Watch As a WWE Host Tries Real Hard To Ambush-Interview Glenn Beck
The very important, deeply serious back story: WWE has invented two "Tea Party" villain characters named Zeb Coulter and Jack Swagger. They wear safari vests, hate illegal immigrants, and are real bullish on President's Day. In the video promo for WWE at the link, they fulminate about "hard-working English speaking folk" losing their jobs to shadowy illegals, against a backdrop of a "Don't Tread on Me" flag.
It's all very subtle. Slate pretty much calls this one, terming it a blatant publicity stunt.

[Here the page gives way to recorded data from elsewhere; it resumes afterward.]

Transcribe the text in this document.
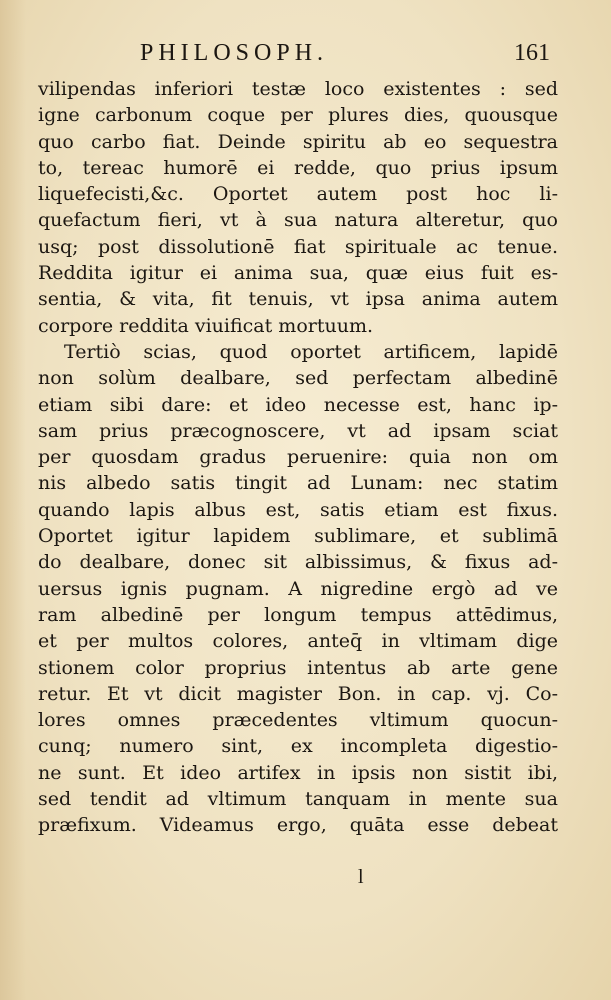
PHILOSOPH.	161
vilipendas inferiori testæ loco existentes : sed
igne carbonum coque per plures dies, quousque
quo carbo fiat. Deinde spiritu ab eo sequestra
to, tereac humorē ei redde, quo prius ipsum
liquefecisti,&c. Oportet autem post hoc li-
quefactum fieri, vt à sua natura alteretur, quo
usq; post dissolutionē fiat spirituale ac tenue.
Reddita igitur ei anima sua, quæ eius fuit es-
sentia, & vita, fit tenuis, vt ipsa anima autem
corpore reddita viuificat mortuum.
Tertiò scias, quod oportet artificem, lapidē
non solùm dealbare, sed perfectam albedinē
etiam sibi dare: et ideo necesse est, hanc ip-
sam prius præcognoscere, vt ad ipsam sciat
per quosdam gradus peruenire: quia non om
nis albedo satis tingit ad Lunam: nec statim
quando lapis albus est, satis etiam est fixus.
Oportet igitur lapidem sublimare, et sublimā
do dealbare, donec sit albissimus, & fixus ad-
uersus ignis pugnam. A nigredine ergò ad ve
ram albedinē per longum tempus attēdimus,
et per multos colores, anteq̄ in vltimam dige
stionem color proprius intentus ab arte gene
retur. Et vt dicit magister Bon. in cap. vj. Co-
lores omnes præcedentes vltimum quocun-
cunq; numero sint, ex incompleta digestio-
ne sunt. Et ideo artifex in ipsis non sistit ibi,
sed tendit ad vltimum tanquam in mente sua
præfixum. Videamus ergo, quāta esse debeat
l
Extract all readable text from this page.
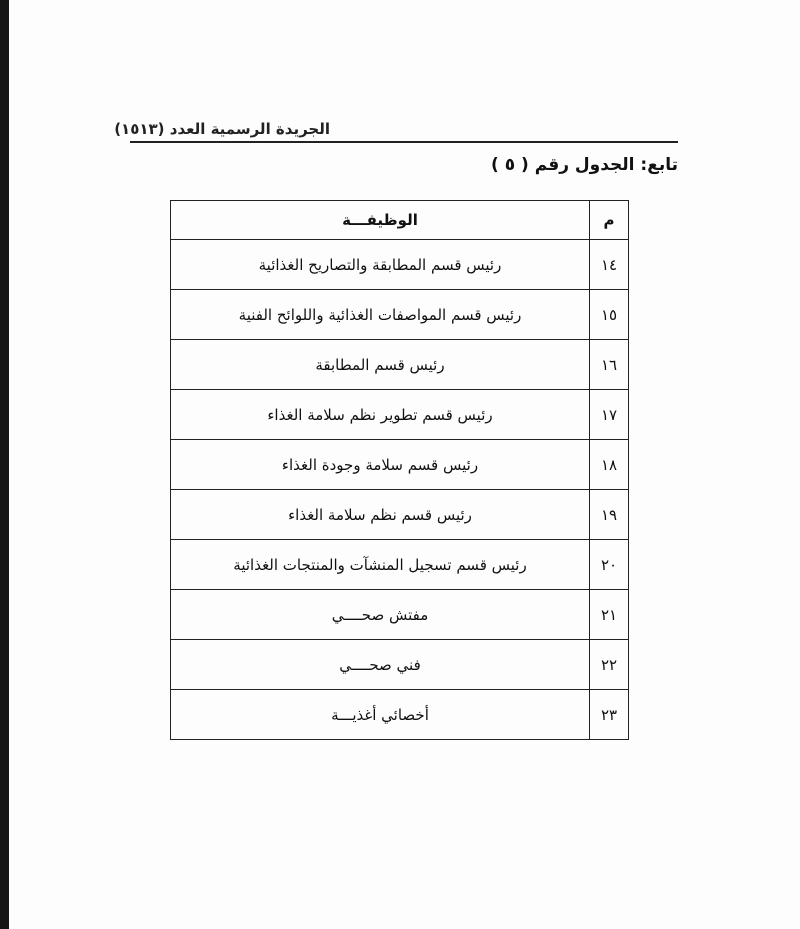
الجريدة الرسمية العدد (١٥١٣)
تابع: الجدول رقم ( ٥ )
م	الوظيفـــة
١٤	رئيس قسم المطابقة والتصاريح الغذائية
١٥	رئيس قسم المواصفات الغذائية واللوائح الفنية
١٦	رئيس قسم المطابقة
١٧	رئيس قسم تطوير نظم سلامة الغذاء
١٨	رئيس قسم سلامة وجودة الغذاء
١٩	رئيس قسم نظم سلامة الغذاء
٢٠	رئيس قسم تسجيل المنشآت والمنتجات الغذائية
٢١	مفتش صحــــي
٢٢	فني صحــــي
٢٣	أخصائي أغذيـــة
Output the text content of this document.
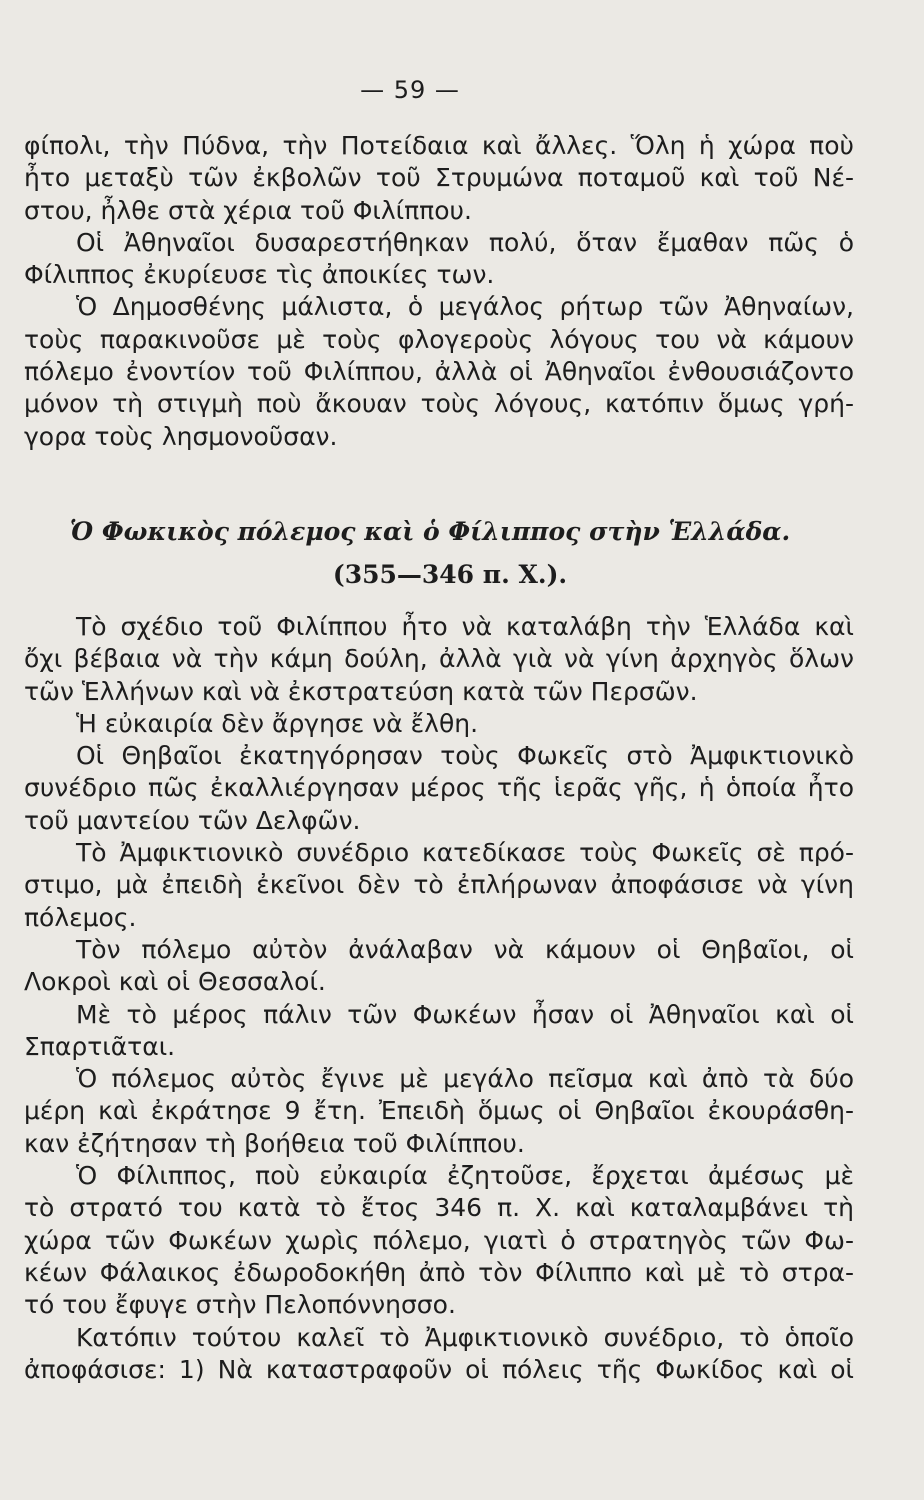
— 59 —
φίπολι, τὴν Πύδνα, τὴν Ποτείδαια καὶ ἄλλες. Ὅλη ἡ χώρα ποὺ
ἦτο μεταξὺ τῶν ἐκβολῶν τοῦ Στρυμώνα ποταμοῦ καὶ τοῦ Νέ-
στου, ἦλθε στὰ χέρια τοῦ Φιλίππου.
Οἱ Ἀθηναῖοι δυσαρεστήθηκαν πολύ, ὅταν ἔμαθαν πῶς ὁ
Φίλιππος ἐκυρίευσε τὶς ἀποικίες των.
Ὁ Δημοσθένης μάλιστα, ὁ μεγάλος ρήτωρ τῶν Ἀθηναίων,
τοὺς παρακινοῦσε μὲ τοὺς φλογεροὺς λόγους του νὰ κάμουν
πόλεμο ἐνοντίον τοῦ Φιλίππου, ἀλλὰ οἱ Ἀθηναῖοι ἐνθουσιάζοντο
μόνον τὴ στιγμὴ ποὺ ἄκουαν τοὺς λόγους, κατόπιν ὅμως γρή-
γορα τοὺς λησμονοῦσαν.
Ὁ Φωκικὸς πόλεμος καὶ ὁ Φίλιππος στὴν Ἑλλάδα.
(355—346 π. Χ.).
Τὸ σχέδιο τοῦ Φιλίππου ἦτο νὰ καταλάβη τὴν Ἑλλάδα καὶ
ὄχι βέβαια νὰ τὴν κάμη δούλη, ἀλλὰ γιὰ νὰ γίνη ἀρχηγὸς ὅλων
τῶν Ἑλλήνων καὶ νὰ ἐκστρατεύση κατὰ τῶν Περσῶν.
Ἡ εὐκαιρία δὲν ἄργησε νὰ ἔλθη.
Οἱ Θηβαῖοι ἐκατηγόρησαν τοὺς Φωκεῖς στὸ Ἀμφικτιονικὸ
συνέδριο πῶς ἐκαλλιέργησαν μέρος τῆς ἱερᾶς γῆς, ἡ ὁποία ἦτο
τοῦ μαντείου τῶν Δελφῶν.
Τὸ Ἀμφικτιονικὸ συνέδριο κατεδίκασε τοὺς Φωκεῖς σὲ πρό-
στιμο, μὰ ἐπειδὴ ἐκεῖνοι δὲν τὸ ἐπλήρωναν ἀποφάσισε νὰ γίνη
πόλεμος.
Τὸν πόλεμο αὐτὸν ἀνάλαβαν νὰ κάμουν οἱ Θηβαῖοι, οἱ
Λοκροὶ καὶ οἱ Θεσσαλοί.
Μὲ τὸ μέρος πάλιν τῶν Φωκέων ἦσαν οἱ Ἀθηναῖοι καὶ οἱ
Σπαρτιᾶται.
Ὁ πόλεμος αὐτὸς ἔγινε μὲ μεγάλο πεῖσμα καὶ ἀπὸ τὰ δύο
μέρη καὶ ἐκράτησε 9 ἔτη. Ἐπειδὴ ὅμως οἱ Θηβαῖοι ἐκουράσθη-
καν ἐζήτησαν τὴ βοήθεια τοῦ Φιλίππου.
Ὁ Φίλιππος, ποὺ εὐκαιρία ἐζητοῦσε, ἔρχεται ἀμέσως μὲ
τὸ στρατό του κατὰ τὸ ἔτος 346 π. Χ. καὶ καταλαμβάνει τὴ
χώρα τῶν Φωκέων χωρὶς πόλεμο, γιατὶ ὁ στρατηγὸς τῶν Φω-
κέων Φάλαικος ἐδωροδοκήθη ἀπὸ τὸν Φίλιππο καὶ μὲ τὸ στρα-
τό του ἔφυγε στὴν Πελοπόννησσο.
Κατόπιν τούτου καλεῖ τὸ Ἀμφικτιονικὸ συνέδριο, τὸ ὁποῖο
ἀποφάσισε: 1) Νὰ καταστραφοῦν οἱ πόλεις τῆς Φωκίδος καὶ οἱ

As opposed to the stuff WWE does to promote literacy and fight world hunger.
Several people, probably the ones you'd expect, have taken the bait. Alex Jones and his InfoWars folks got pissed off about it first. Beck leapt on the bandwagon shortly thereafter, asking "Did George Soros buy the WWE?"
WWE quickly responded, inviting Beck to appear on a Monday night broadcast. In an unusual display of common sense, he declined, responding, "Unfortunately, I am currently booked doing anything else."
WWE, though, isn't willing to let such a golden TV opportunity slip out of their hands so easily. On Monday night, WWE aired a segment showing Michael Cole and his hideous tie as they hang out in the Las Colinas studio lobby, demanding to see Glenn Beck. Because that always works.
"You'd think if Mr. Beck had such inflammatory comments about our product, he'd at least be willing to come out here and do a one on one interview with me," Cole says. A few minutes later, he reiterates, "What I find hard to believe is a man with such outspoken views, it is extremely difficult to get this man to come out and talk about those views with us."
A few moments later, a tiny, terrified-looking teenager in a large suit and an earpiece comes over with this to offer: "Um, yeah, the president of the studio asked me to ask y'all if you had a permit to be filming here?"
Eventually, the person who appears to be the studio president himself comes out. "This is my studio and I'm telling you you're not welcome here," he says, giving Cole the opportunity to flee to the parking lot and relate the whole sad saga into his cellphone and the camera simultaneously. Just extraordinary.